What does it mean to be free?
Is it even possible when you're born saddled with a debt it takes a lifetime to pay? This is the question the citizens of Sky City, the techno-metropolis floating over the ruins of Tokyo, must not ask too loudly or too often. And if freedom itself is out of reach, is there a suitable alternative?
For some, like the blue suits of Sky Corp levying their perpetual tax, the answer is power — however illusory, however incomplete. Better to be one of the oppressors than one of the oppressed.

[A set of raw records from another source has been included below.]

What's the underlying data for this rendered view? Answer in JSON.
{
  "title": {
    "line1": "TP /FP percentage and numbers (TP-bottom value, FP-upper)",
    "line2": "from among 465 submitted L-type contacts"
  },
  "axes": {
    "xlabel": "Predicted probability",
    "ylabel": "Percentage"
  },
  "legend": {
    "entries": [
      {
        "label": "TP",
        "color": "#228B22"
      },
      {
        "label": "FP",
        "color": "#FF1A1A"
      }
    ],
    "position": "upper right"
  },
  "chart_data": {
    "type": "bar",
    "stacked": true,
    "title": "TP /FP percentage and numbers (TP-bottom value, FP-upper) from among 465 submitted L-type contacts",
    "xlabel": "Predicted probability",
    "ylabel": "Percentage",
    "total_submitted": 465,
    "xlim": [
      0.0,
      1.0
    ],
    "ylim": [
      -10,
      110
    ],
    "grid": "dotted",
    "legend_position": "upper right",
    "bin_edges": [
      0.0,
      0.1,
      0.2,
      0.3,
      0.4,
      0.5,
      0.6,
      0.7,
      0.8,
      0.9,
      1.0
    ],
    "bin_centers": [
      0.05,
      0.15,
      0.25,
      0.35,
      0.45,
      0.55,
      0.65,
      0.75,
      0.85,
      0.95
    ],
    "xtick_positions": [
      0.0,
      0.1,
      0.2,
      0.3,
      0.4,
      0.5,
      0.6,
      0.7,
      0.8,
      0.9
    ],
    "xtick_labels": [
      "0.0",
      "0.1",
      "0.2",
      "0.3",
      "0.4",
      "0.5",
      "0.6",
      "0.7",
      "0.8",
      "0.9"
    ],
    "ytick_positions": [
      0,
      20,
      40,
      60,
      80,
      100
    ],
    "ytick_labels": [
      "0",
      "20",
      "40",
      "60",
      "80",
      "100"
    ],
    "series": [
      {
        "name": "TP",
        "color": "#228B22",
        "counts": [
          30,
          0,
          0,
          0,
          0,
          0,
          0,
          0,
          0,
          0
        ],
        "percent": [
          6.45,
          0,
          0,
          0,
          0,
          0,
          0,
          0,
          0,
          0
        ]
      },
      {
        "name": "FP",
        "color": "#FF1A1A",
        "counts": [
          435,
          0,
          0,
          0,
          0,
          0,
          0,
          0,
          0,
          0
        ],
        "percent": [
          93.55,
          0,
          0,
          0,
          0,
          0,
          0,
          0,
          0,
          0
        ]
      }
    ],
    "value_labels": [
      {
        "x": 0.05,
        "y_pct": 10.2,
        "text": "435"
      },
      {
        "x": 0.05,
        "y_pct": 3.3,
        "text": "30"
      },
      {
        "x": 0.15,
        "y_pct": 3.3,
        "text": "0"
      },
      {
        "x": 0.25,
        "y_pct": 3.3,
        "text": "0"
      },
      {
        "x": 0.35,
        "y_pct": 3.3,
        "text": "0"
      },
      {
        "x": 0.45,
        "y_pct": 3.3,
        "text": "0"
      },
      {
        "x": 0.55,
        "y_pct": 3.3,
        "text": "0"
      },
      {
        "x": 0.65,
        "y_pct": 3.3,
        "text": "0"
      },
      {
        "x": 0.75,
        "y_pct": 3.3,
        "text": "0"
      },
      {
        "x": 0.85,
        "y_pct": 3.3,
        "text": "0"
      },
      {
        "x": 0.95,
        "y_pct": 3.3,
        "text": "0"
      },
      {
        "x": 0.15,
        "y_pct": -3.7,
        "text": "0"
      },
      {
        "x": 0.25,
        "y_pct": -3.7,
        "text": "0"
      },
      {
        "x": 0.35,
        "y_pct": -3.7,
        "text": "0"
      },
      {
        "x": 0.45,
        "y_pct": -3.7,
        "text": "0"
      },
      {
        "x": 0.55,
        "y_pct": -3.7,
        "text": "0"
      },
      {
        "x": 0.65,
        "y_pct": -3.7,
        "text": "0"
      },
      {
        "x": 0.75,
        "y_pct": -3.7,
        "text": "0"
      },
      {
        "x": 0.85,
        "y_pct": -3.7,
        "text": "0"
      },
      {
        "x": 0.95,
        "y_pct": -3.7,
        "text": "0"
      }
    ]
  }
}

For others, the answer is lying flat. Opting out entirely, at the cost of everything society has to offer. For ones such as these, the Duty Free Shop is the last and only stop. A haven for those who can't afford to pay, as well as those who refuse to.
And for Duo, living as a ghost down in the city's mechanical innards, the question doesn't bear thinking on. He's not interested in anything but his next meal and the next rerun of his favorite show. Sky City has no hold on him. But Duo has a debt of his own, and its repayment is long in coming.
Tonight, the man he owes his life to, a vicious Undercity gangster, is sending him topside, in search of the Duty Free and an idealistic politician he hopes can be corrupted. And as Duo steals through the city's airy streets, he finds the question of freedom — his own, and that of those around him — is one that he can no longer afford to ignore.